If you’ve ever been to an authentic Tex-Mex restaurant, you’ll quickly notice how much tastier homemade flour cakes are than store bought ones. The trick is to let the dough rest before you cook it in the pan.Shutterstock

If you’re tired of getting dried chicken every time you bake it in the oven, heed this advice from Wide Open Eats: Brine the poultry in salt and water (with lemon juice and herbs if you need extra flavor) at least 30 minutes before cooking …Shutterstock

Trying to use up a bunch of fresh herbs because they wither and brown too quickly? If you learn how to properly store herbs, you will no longer face this problem. Just cut off the ends, dip them in water and cover with plastic. Voila! You have fresh herbs for a few days.Shutterstock

Do you know how when you try to cook a large batch of rice it can get sticky and mushy? The trick to making the rice perfect is to cover the pot with a lid every time – the steam will help the rice cook better.
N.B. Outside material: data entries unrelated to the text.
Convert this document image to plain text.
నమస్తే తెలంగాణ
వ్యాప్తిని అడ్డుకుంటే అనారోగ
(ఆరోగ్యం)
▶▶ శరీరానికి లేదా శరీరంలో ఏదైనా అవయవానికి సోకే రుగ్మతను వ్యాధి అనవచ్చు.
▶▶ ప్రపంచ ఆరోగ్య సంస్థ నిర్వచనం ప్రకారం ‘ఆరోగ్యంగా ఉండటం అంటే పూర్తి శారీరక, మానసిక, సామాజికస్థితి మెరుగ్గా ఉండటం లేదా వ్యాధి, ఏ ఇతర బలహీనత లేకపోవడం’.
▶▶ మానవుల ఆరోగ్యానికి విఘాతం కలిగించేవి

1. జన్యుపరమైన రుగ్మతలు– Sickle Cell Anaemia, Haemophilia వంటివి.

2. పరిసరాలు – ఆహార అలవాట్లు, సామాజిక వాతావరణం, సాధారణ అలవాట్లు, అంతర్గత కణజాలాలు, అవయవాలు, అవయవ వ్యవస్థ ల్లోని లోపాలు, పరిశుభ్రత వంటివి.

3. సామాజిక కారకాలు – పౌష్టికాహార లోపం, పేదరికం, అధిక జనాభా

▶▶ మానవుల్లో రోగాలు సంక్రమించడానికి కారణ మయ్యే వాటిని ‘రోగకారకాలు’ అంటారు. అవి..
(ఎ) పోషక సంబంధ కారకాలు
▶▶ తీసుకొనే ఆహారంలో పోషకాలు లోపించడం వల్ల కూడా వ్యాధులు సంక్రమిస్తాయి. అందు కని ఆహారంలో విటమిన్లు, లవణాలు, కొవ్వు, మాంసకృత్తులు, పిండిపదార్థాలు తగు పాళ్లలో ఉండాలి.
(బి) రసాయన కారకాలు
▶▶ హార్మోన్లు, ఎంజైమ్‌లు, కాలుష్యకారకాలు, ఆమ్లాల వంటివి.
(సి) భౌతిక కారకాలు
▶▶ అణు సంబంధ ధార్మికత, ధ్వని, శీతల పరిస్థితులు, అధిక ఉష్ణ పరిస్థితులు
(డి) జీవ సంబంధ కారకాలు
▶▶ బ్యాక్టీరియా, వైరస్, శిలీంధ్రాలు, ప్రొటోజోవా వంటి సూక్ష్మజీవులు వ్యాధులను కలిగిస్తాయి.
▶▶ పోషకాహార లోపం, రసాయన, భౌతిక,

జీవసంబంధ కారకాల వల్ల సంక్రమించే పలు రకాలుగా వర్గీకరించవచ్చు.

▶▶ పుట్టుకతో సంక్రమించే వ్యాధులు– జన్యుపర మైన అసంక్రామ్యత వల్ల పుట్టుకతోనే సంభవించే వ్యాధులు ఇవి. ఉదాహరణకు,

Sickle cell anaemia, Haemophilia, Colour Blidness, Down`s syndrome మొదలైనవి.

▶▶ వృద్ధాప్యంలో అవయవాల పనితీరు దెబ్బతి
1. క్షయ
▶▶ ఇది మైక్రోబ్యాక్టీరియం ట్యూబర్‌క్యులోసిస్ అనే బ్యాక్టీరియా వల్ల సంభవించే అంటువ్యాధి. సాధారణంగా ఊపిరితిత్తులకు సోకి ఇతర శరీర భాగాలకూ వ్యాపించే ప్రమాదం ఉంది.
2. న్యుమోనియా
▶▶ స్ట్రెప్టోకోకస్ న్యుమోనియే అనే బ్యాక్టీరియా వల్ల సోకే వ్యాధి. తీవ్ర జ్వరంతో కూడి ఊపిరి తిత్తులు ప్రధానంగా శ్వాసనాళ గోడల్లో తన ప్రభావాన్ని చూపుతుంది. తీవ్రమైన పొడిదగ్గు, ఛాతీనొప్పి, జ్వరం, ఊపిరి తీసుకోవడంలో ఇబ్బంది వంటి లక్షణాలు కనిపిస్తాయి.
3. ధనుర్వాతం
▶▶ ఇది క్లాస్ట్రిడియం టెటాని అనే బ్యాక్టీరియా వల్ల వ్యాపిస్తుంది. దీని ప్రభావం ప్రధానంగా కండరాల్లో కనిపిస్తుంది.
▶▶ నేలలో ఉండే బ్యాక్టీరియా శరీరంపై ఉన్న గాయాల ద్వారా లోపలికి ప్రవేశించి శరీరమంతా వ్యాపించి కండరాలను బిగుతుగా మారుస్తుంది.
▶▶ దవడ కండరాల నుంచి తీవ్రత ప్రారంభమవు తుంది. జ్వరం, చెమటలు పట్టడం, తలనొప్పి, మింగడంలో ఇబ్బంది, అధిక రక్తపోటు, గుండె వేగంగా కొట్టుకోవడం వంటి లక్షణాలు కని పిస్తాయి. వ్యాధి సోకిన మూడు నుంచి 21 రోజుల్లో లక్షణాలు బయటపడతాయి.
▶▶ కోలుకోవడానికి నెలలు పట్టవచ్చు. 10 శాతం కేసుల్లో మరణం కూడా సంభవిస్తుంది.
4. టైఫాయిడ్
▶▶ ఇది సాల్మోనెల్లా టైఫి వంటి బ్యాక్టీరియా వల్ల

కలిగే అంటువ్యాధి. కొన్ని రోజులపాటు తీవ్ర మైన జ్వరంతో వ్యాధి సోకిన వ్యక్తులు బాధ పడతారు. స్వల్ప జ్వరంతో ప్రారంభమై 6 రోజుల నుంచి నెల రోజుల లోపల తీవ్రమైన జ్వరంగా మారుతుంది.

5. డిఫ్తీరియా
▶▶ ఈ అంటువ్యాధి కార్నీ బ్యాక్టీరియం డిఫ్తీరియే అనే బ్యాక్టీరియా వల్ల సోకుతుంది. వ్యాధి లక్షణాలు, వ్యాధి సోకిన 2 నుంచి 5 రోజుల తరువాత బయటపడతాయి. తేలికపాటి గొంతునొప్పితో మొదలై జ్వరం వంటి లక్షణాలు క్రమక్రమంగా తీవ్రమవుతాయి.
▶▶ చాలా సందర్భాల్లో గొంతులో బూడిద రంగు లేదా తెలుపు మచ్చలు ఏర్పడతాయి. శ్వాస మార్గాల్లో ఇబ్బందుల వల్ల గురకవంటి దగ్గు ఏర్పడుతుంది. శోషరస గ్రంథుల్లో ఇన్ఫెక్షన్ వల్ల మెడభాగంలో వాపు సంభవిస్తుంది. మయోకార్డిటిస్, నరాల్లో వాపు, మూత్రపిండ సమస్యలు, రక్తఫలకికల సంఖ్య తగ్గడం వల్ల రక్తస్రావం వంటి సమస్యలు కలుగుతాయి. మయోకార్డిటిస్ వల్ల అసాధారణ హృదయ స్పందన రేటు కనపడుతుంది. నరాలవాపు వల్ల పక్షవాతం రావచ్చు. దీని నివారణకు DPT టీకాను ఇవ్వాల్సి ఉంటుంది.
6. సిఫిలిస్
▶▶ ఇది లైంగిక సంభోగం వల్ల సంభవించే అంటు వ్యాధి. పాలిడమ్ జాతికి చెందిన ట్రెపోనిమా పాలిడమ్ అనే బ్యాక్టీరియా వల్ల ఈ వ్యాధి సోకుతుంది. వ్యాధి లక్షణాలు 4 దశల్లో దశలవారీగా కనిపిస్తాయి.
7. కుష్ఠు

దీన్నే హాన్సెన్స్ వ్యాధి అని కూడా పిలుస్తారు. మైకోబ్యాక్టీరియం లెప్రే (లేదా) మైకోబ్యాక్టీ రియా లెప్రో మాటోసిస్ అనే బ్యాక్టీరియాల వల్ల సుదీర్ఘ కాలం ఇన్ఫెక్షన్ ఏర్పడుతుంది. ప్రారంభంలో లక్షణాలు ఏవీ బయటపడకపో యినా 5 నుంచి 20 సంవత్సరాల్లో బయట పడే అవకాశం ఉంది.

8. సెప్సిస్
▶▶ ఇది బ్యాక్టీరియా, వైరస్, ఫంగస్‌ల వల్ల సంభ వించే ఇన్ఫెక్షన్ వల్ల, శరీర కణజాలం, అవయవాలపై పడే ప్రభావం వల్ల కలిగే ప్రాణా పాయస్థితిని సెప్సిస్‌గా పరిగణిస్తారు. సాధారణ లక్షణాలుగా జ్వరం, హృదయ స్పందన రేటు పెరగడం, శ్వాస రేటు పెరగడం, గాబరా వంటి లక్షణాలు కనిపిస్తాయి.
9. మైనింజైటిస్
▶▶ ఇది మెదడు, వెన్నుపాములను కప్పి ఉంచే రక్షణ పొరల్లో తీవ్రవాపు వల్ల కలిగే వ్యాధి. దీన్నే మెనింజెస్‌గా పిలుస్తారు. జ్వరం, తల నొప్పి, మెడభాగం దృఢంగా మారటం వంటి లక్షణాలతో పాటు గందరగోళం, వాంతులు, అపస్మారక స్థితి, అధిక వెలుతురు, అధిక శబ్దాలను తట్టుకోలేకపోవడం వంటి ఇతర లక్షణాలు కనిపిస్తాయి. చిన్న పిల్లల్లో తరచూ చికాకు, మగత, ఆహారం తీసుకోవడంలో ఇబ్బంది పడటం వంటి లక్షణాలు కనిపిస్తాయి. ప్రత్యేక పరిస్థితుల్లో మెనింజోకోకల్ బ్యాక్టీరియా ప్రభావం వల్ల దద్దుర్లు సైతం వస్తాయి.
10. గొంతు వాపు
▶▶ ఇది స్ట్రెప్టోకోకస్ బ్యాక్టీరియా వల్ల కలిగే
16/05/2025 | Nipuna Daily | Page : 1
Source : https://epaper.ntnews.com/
You might think that making toast is as easy as it is in the kitchen. But to get perfectly crispy, but not yet burnt toast, Chef Jamie Oliver cooks the bread in a pan and then immediately spreads it with good quality butter.Shutterstock

Keep excess lettuce fresh and crisp by placing a few paper towels in a bag or container. And be sure to store the salad greens in a tightly wrapped bag so that there is some air.Shutterstock

To keep canned roasted beans as smooth and creamy as the version in your favorite Mexican restaurant, try this simple tip from blogger Michaela in Love Story: Add some whole milk or sour cream while heating. You will have a perfectly creamy bowl of beans every time.Shutterstock

If your baguette is as hard as stone, rest assured, it’s not a matter of losing. Kitchn recommends wrapping the hardened bread in a damp paper towel and reheating it in the oven at 200 degrees Fahrenheit for 5-10 minutes or in the microwave for 10 seconds.Shutterstock

The secret to perfect homemade pizza crust? The temperature of the water you are kneading in the dough. Lisa at the Wine and Glue blog uses a thermometer to make sure the temperature is 110-115 degrees Fahrenheit, so you won’t kill your yeast.

Armed with all of these tricks, you will become the best home chef ever before. And for other ways to improve your kitchen, check out these 52 life-changing kitchen tricks to make you enjoy cooking again.